The report, Corporate Greenhouse Gas Reduction Targets uses case studies of a variety of companies that have established climate-related targets for reducing their emissions and/or energy use to show how the adoption of such targets, along with concerted efforts to meet them, can help improve performance and bottom-line results. All of the profiled companies view their efforts to set and meet climate-related targets as a way to reduce production costs and enhance product sales today. The companies also report that, in working to achieve their targets, they are improving their prospects for success under future regulatory and market environments.
"These companies understand that the world cannot avoid dealing in a serious way with climate change," said Eileen Claussen, President of the Pew Center on Global Climate Change. "They know that their climate-friendly investments will pay off. And they see that taking action now and not later can drive new efficiencies, performance improvements and innovation."
This report was authored by a team from Global Change Strategies International. Drawing on the experiences of companies that are part of the Pew Center's Business Environmental Leadership Council (BELC), the report explores the companies' reasons for adopting targets, their choices of various types and levels of targets, their plans for meeting the targets, and their progress to date. The report also provides guidance to businesses that are considering climate-related targets, based on the experiences of the profiled companies, which include ABB, Entergy, IBM, Shell, Toyota, and United Technologies Corporation.
Corporate Greenhouse Gas Reduction Targets defines climate-related targets as quantitative performance objectives for indicators related to climate change, such as greenhouse gas emissions or energy use. One of the report's key conclusions is that setting climate-related targets can help companies prepare for future mandates by investing now to reduce greenhouse gas emissions. In addition, by taking the initiative and showing how emissions can be reduced in cost-effective ways, the companies profiled in the report believe they can contribute to the design of efficient and equitable climate policy. They also believe that their adoption of climate-related targets enhances their reputation as environmental leaders in the marketplace.
"The diversity in the type and scope of targets and implementation activities that companies have taken on voluntarily indicates that policies to reduce emissions should be as flexible as possible," reports Eileen Claussen, President of The Pew Center on Global Climate Change.
At the same time that it cites the business advantages that can accompany a commitment to climate-related targets, the Pew Center report also notes the inherent risks of such a strategy.
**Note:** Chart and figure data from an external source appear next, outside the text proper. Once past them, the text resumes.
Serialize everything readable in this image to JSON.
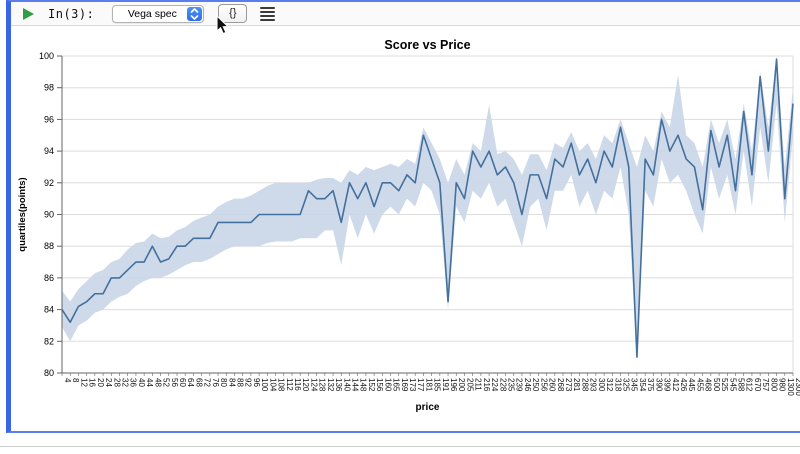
{
  "toolbar": {
    "run_icon": "play-triangle",
    "input_label": "In(3):",
    "output_type_select": {
      "value": "Vega spec"
    },
    "braces_button_label": "{}",
    "menu_icon": "hamburger"
  },
  "theme": {
    "cell_border_blue": "#3c64e6",
    "play_green": "#2f9e44",
    "select_blue": "#2f6fe4"
  },
  "chart_data": {
    "type": "line",
    "title": "Score vs Price",
    "xlabel": "price",
    "ylabel": "quartiles(points)",
    "ylim": [
      80,
      100
    ],
    "y_ticks": [
      80,
      82,
      84,
      86,
      88,
      90,
      92,
      94,
      96,
      98,
      100
    ],
    "grid": true,
    "x": [
      "4",
      "8",
      "12",
      "16",
      "20",
      "24",
      "28",
      "32",
      "36",
      "40",
      "44",
      "48",
      "52",
      "56",
      "60",
      "64",
      "68",
      "72",
      "76",
      "80",
      "84",
      "88",
      "92",
      "96",
      "100",
      "104",
      "108",
      "112",
      "116",
      "120",
      "124",
      "128",
      "132",
      "136",
      "140",
      "144",
      "148",
      "152",
      "156",
      "160",
      "165",
      "169",
      "173",
      "177",
      "181",
      "185",
      "191",
      "196",
      "200",
      "205",
      "211",
      "216",
      "224",
      "228",
      "235",
      "239",
      "246",
      "250",
      "256",
      "260",
      "268",
      "273",
      "281",
      "288",
      "293",
      "300",
      "312",
      "318",
      "325",
      "345",
      "354",
      "375",
      "390",
      "399",
      "412",
      "426",
      "445",
      "455",
      "468",
      "500",
      "525",
      "545",
      "588",
      "612",
      "670",
      "757",
      "800",
      "980",
      "1300",
      "2300"
    ],
    "series": [
      {
        "name": "median",
        "values": [
          84,
          83.2,
          84.2,
          84.5,
          85,
          85,
          86,
          86,
          86.5,
          87,
          87,
          88,
          87,
          87.2,
          88,
          88,
          88.5,
          88.5,
          88.5,
          89.5,
          89.5,
          89.5,
          89.5,
          89.5,
          90,
          90,
          90,
          90,
          90,
          90,
          91.5,
          91,
          91,
          91.5,
          89.5,
          92,
          91,
          92,
          90.5,
          92,
          92,
          91.5,
          92.5,
          92,
          95,
          93.5,
          92,
          84.5,
          92,
          91,
          94,
          93,
          94,
          92.5,
          93,
          92,
          90,
          92.5,
          92.5,
          91,
          93.5,
          93,
          94.5,
          92.5,
          93.5,
          92,
          94,
          93,
          95.5,
          93,
          81,
          93.5,
          92.5,
          96,
          94,
          95,
          93.5,
          93,
          90.3,
          95.3,
          93,
          95,
          91.5,
          96.5,
          92.5,
          98.7,
          94,
          99.8,
          91,
          97
        ]
      },
      {
        "name": "band_lower",
        "values": [
          82.9,
          82,
          83,
          83.3,
          83.8,
          84,
          84.5,
          84.8,
          85,
          85.5,
          85.8,
          86,
          86,
          86.2,
          86.5,
          86.8,
          87,
          87,
          87.2,
          87.5,
          87.8,
          88,
          88,
          88,
          88,
          88.2,
          88.3,
          88.3,
          88.3,
          88.5,
          88.5,
          88.5,
          89,
          89,
          86.8,
          90,
          88.5,
          90,
          88.8,
          90,
          90.5,
          90,
          91,
          90.5,
          92,
          91.5,
          90,
          84,
          90.5,
          89.5,
          91.5,
          91,
          92,
          90.5,
          91,
          89.5,
          88,
          90.5,
          91,
          89,
          91.5,
          91.5,
          92.5,
          90.5,
          91.5,
          90,
          91.5,
          91,
          93,
          90,
          81,
          91.5,
          90.5,
          93.5,
          92,
          92.5,
          91.5,
          90,
          88.8,
          93,
          91,
          92.5,
          90,
          94,
          90.5,
          95.5,
          92,
          97,
          89.5,
          95
        ]
      },
      {
        "name": "band_upper",
        "values": [
          85.2,
          84.5,
          85.3,
          85.8,
          86.3,
          86.5,
          87,
          87.2,
          87.8,
          88.2,
          88.3,
          88.8,
          88.5,
          88.6,
          89,
          89.2,
          89.6,
          89.8,
          90,
          90.5,
          90.8,
          91,
          91,
          91.2,
          91.5,
          91.8,
          92,
          92,
          92,
          92,
          92,
          92.2,
          92.3,
          92.3,
          92,
          92.8,
          92.5,
          93,
          92.8,
          93,
          93.2,
          93,
          93.5,
          93.2,
          95.5,
          94.5,
          93.5,
          92,
          93.5,
          92.5,
          94.5,
          94,
          96.9,
          93.8,
          94,
          93.5,
          92.5,
          93.8,
          93.8,
          92.8,
          94.5,
          94.2,
          95.2,
          94,
          94.5,
          93.5,
          95,
          94.5,
          96,
          94.5,
          93,
          95,
          94,
          96.5,
          95.5,
          98.8,
          95,
          94.5,
          93,
          96,
          94.5,
          96,
          93.5,
          97,
          94,
          99,
          95.5,
          100,
          93,
          98
        ]
      }
    ],
    "legend": "none",
    "colors": {
      "line": "#44709d",
      "band": "#c9d6e8",
      "grid": "#dddddd",
      "axis": "#666666",
      "text": "#000000"
    }
  }
}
The companies profiled in the report are acting on the assumption that government will sooner or later develop a policy on climate change, that it will allow companies flexibility, and that it will reward and not punish early movers. If these assumptions turn out to be wrong, the companies could be disadvantaged in relation to competitors who were less proactive.
Part of "Solutions" Series
Corporate Greenhouse Gas Reduction Targets was authored by Michael Margolick and Doug Russell of Global Change Strategies International. The report is part of the Pew Center's Solutions series, which is aimed at providing individuals and organizations with tools to evaluate and reduce their contributions to climate change. Other Pew Center series focus on domestic and international policy issues, environmental impacts, and the economics of climate change.
The Pew Center was established in May 1998 by the Pew Charitable Trusts, one of the United States' largest philanthropies and an influential voice in efforts to improve the quality of the environment. The Pew Center is conducting studies, launching public education efforts and working with businesses to develop market-oriented solutions to reduce greenhouse gases. The Pew Center is led by Eileen Claussen, the former U.S. Assistant Secretary of State for Oceans and International Environmental and Scientific Affairs. The Pew Center includes the Business Environmental Leadership Council, which is composed of 36 major, largely Fortune 500 corporations all working with the Pew Center to address issues related to climate change. The companies do not contribute financially to the Pew Center - it is solely supported by contributions from charitable foundations.